SYAHDU suara lantunan surat Al Baqarah terdengar dari Masjid At-Taubah Lembaga Pemasyarakatan (LP) Klas II B Cilacap, selepas shalat Dzuhur secara berjamaah, Kamis (23/6).

Di antara remang-remang jeruji besi, mereka berusaha mendekatkan diri pada sang Maha Adil.

Empat puluh empat napi dari berbagai kasus dan masa tahanan terpendek dua tahun dan terlama 13 tahun itu, merupakan santri dari Pondok Pesantren Darut Taubah wat Tarbiyah.

Pondok pesantren itu berbeda dengan pondok pesantren pada umumnya, karena dibangun di dalam LP Klas II B Cilacap dimana bui berjeruji besi adalah asrama bagi santri-santri tersebut. Pondok itu, bisa dikatakan adalah rumah pertaubatan dari kegelapan masa silam.

Tiga tahun sejak didirikan pada 2013 silam, saban Senin sampai Kamis, puluhan napi yang terpanggil untuk mendekatkan dirinya pada Sang Pencipta diajarkan tentang Tauhid, Fiqih, Tajwid Alquran, cara berdakwah dan khusyuknya ibadah.

Para napi itu, memulai kegiatannya sebagai santri sejak pukul 08.00 sampai 10.00 pagi dimana kitab suci Alquran merupakan titik tolak mereka menimba ilmu agama.

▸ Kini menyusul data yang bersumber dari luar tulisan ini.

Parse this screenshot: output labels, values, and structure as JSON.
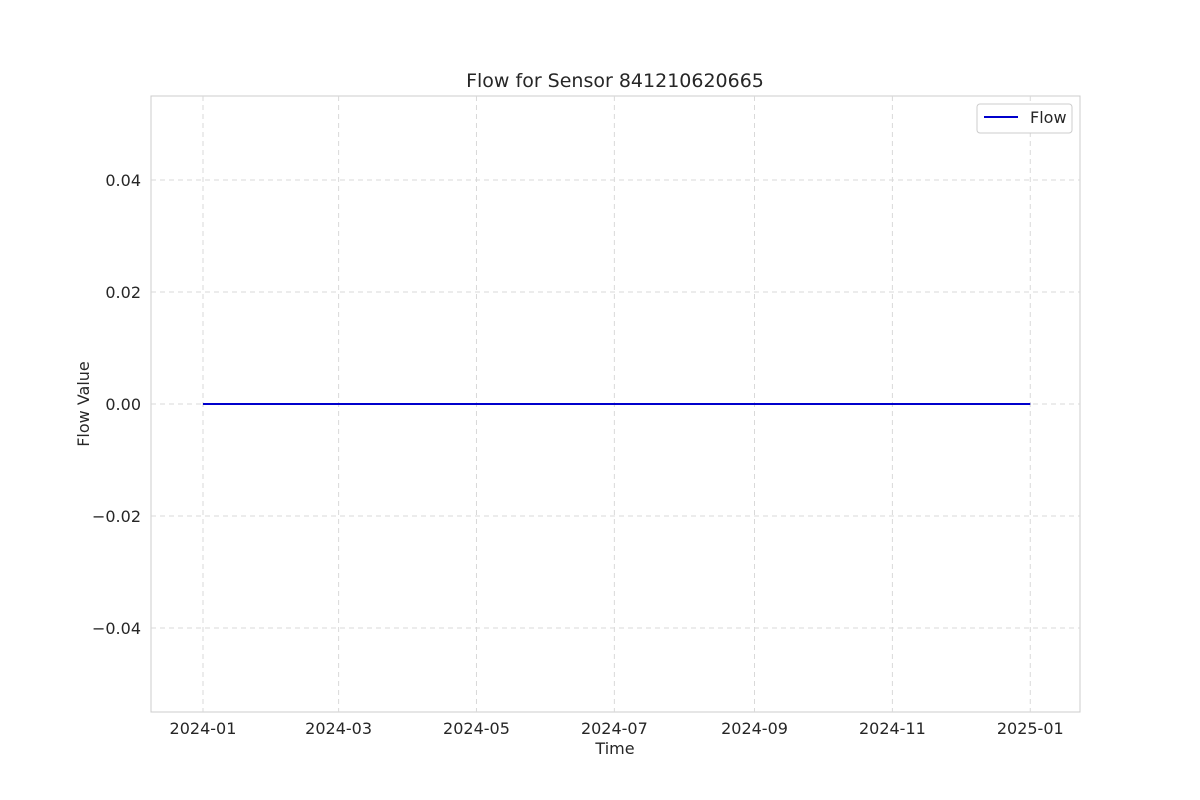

Zainuddin (43), misalnya, yang terlibat kasus imigran dan ditahan selama 3 tahun, menyatakan Ponpes Darut Taubah wat Tarbiyah adalah bagian pertaubatan hidupnya. Di sana ia merasa menjumpai kedamaian untuk mendamaikan gejolak hatinya dari perbuatan buruk yang pernah ia lakukan.

Terutama saat Ramadan ini, ia berharap menemukan pertaubatan sejatinya, sebagai seseorang yang betul-betul utuh yang dipudarkan setiap kesalahannya dan mendapat berkah dari Allah.

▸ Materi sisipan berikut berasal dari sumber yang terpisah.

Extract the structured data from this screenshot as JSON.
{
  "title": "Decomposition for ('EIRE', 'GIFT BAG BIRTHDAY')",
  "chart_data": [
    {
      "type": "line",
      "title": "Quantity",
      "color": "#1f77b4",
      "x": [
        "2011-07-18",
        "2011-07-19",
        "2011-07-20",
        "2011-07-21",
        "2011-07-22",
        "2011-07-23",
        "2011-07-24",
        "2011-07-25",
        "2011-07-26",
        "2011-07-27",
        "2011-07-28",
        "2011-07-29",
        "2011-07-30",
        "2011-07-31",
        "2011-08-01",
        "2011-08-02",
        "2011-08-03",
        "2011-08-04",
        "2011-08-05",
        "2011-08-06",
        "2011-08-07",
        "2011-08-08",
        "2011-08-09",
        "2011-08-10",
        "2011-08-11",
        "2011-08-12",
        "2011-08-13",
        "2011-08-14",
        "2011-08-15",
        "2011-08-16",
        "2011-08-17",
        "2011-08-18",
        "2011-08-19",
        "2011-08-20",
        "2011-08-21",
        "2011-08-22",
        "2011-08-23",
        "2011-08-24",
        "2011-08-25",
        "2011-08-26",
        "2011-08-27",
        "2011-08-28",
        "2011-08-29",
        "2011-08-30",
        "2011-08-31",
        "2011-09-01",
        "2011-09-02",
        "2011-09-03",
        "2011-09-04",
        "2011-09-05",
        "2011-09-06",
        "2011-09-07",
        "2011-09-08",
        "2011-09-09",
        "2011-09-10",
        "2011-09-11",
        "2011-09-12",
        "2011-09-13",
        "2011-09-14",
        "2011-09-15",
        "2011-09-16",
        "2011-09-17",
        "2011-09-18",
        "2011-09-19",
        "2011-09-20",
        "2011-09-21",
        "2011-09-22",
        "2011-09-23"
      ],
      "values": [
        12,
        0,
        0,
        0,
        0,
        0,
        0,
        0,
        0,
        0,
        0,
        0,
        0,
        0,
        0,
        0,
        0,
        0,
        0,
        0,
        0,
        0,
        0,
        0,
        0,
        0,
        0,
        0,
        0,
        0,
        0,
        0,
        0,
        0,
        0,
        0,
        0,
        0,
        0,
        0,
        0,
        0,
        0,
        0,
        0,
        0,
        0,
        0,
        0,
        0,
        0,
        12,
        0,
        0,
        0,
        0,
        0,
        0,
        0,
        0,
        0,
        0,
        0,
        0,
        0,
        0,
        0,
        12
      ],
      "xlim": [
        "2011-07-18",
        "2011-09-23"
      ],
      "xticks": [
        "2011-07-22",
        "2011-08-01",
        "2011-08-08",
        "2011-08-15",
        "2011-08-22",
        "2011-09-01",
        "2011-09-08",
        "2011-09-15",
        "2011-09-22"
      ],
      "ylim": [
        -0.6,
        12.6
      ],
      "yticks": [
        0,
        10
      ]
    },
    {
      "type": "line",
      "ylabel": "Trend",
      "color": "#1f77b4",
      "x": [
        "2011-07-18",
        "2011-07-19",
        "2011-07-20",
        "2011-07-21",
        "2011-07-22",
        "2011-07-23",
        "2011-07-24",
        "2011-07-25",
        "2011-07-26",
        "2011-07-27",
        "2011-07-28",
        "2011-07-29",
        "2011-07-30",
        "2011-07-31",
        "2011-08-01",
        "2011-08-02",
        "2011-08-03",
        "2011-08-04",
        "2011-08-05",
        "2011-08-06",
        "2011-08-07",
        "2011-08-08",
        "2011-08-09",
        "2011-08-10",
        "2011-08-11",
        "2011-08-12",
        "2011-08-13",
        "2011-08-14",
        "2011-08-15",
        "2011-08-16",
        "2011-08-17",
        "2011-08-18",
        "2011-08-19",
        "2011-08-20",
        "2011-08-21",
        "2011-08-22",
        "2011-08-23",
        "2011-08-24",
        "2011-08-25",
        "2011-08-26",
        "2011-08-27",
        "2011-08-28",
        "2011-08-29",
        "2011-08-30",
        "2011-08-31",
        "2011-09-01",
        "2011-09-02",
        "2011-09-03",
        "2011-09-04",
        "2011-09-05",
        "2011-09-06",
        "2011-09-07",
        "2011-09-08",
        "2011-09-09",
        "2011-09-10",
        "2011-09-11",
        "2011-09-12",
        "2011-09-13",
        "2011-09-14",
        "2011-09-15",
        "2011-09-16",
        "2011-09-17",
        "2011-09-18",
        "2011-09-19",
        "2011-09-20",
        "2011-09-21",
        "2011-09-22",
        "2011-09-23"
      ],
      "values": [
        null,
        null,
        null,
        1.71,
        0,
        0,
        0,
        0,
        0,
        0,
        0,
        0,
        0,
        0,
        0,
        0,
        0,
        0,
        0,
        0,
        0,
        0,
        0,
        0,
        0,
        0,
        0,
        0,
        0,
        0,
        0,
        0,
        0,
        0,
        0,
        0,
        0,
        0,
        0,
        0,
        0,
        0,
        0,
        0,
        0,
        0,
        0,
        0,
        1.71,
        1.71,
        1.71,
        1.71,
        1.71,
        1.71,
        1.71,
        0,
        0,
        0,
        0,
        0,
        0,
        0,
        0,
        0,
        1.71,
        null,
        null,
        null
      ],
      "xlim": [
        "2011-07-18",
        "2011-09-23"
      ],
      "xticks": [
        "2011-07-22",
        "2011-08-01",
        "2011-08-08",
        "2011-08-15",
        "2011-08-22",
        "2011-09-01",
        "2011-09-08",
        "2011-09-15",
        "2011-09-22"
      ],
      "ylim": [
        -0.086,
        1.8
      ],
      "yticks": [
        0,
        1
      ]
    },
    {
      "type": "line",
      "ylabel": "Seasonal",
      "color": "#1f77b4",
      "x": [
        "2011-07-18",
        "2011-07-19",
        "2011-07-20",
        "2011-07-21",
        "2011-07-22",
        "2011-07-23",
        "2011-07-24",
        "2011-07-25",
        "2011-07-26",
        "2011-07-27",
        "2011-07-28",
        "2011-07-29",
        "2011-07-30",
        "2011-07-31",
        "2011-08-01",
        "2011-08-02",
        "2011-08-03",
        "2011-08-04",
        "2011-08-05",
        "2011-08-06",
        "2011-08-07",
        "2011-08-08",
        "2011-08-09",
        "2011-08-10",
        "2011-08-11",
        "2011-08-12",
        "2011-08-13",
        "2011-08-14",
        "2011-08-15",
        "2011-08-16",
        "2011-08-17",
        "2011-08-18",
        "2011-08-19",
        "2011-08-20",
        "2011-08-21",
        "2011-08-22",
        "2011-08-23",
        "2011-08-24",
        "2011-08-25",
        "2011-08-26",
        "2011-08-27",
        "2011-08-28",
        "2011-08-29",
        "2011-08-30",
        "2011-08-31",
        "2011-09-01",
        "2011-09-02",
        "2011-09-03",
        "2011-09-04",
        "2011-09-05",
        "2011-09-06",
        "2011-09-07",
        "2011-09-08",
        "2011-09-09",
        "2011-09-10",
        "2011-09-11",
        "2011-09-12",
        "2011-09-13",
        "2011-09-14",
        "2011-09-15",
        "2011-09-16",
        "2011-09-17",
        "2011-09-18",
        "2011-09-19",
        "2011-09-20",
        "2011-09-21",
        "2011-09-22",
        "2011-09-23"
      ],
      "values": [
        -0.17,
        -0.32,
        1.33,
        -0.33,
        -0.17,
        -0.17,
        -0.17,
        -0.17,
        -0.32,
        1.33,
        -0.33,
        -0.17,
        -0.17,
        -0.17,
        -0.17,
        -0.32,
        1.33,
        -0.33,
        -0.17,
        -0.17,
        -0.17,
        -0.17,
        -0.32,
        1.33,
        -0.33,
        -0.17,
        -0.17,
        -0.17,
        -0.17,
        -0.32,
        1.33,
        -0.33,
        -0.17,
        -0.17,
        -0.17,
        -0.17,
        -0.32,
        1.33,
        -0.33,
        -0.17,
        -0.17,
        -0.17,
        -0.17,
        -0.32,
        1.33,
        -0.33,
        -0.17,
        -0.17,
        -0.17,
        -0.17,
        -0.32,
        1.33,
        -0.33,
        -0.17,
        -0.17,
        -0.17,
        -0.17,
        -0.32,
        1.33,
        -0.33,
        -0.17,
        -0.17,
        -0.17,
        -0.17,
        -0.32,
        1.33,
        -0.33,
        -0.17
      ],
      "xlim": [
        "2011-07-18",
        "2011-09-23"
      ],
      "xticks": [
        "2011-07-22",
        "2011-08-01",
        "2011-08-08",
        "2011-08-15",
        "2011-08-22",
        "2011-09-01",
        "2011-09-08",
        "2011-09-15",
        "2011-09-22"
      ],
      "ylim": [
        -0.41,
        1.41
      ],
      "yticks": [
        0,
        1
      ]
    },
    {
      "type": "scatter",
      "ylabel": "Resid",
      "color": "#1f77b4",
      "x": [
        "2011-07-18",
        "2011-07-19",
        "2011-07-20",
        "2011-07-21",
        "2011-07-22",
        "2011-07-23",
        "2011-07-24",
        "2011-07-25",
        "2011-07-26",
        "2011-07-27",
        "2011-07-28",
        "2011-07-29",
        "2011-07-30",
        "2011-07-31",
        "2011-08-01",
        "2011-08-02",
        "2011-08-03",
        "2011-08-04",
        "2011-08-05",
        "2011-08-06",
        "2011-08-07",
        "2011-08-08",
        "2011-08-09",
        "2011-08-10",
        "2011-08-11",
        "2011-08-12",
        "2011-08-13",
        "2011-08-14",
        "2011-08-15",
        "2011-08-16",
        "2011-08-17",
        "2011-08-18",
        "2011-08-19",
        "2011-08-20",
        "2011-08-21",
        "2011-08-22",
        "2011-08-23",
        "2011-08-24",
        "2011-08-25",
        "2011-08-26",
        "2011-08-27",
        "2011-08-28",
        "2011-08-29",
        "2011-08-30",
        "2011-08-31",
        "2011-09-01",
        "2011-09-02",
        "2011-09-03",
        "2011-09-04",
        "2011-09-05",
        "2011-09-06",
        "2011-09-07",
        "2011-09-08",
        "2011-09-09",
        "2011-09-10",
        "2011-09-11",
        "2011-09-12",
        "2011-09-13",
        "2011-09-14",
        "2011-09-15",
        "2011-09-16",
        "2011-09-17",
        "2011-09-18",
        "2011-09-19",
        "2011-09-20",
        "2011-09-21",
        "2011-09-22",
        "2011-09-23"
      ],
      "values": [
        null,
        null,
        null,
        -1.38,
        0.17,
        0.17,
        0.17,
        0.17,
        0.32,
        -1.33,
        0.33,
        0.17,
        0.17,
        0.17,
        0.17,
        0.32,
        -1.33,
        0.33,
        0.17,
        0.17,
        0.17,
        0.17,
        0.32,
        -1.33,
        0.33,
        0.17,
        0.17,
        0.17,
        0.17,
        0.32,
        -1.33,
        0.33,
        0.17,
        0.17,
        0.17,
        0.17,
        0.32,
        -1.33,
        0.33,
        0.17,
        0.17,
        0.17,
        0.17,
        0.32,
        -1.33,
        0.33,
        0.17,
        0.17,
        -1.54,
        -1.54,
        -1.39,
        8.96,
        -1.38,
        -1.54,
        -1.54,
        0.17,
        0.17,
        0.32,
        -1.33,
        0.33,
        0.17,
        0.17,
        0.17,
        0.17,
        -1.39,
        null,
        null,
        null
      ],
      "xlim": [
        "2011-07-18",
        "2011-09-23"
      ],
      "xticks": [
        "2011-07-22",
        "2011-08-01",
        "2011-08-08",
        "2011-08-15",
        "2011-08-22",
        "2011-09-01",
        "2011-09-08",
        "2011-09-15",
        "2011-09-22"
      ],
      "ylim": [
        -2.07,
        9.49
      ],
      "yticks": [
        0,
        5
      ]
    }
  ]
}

"Di ponpes ini, saya menimba ilmu agama. Walau memang, rindu rumah selalu saya alami setiap datangnya Ramadan," ujar Zainuddin saat ditemui di masjid At-Taubah, Kamis (23/6).

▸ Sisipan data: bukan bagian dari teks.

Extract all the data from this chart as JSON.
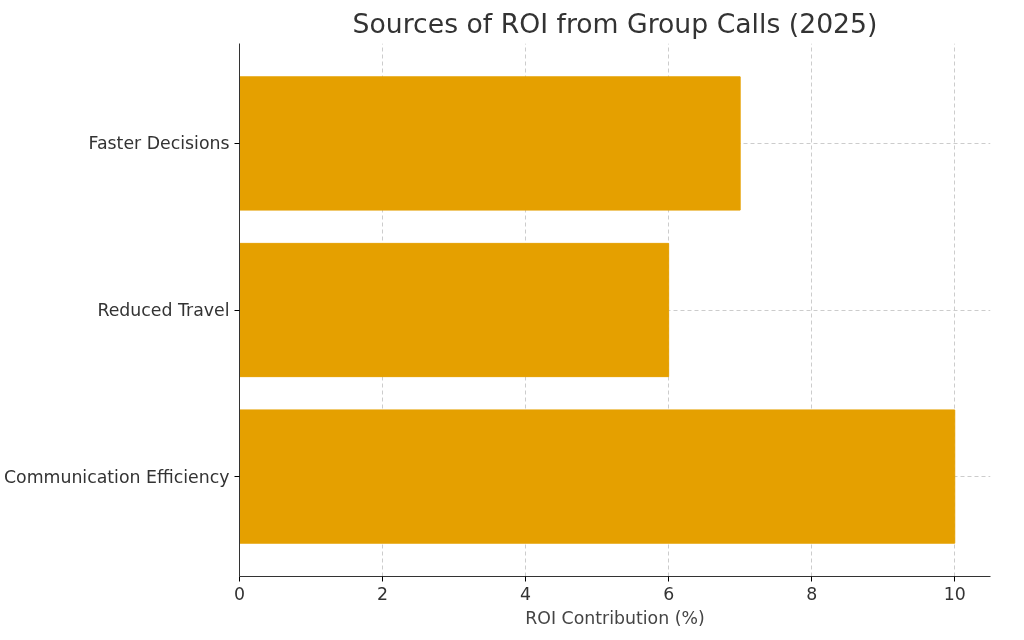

Bukan hanya Zainuddin. Seorang yang mengalami perasaan serupa, Mudiono (40), mengatakan, sebagai santri Pondok Pesantren Darut Taubah wat Tarbiyah dirinya mengaku menggunakan waktu sebaik-baiknya untuk lebih mendalami tauhid, fiqih dan akhlak.

Ia bercerita, tradisi positif yang dibangun selama menjadi santri, yakni dibiasakan untuk melakukan kultum pada sesama napi sebelum melaksanakan ibadah salat Dzuhur. Tradisi ini membuat ia mesti memikirkan kembali kediriannya di hadapan Allah atas sikap-sikapnya terdahulu, untuk berubah menjadi bermanfaat bagi napi lain.

"Malam hari di sel ya memikirkan materi kultum. Karena memang salah satu materi yang diajarkan terkait dakwah oleh para pendidik yang didatangkan dari Kementerian Agama Cilacap," ungkapnya.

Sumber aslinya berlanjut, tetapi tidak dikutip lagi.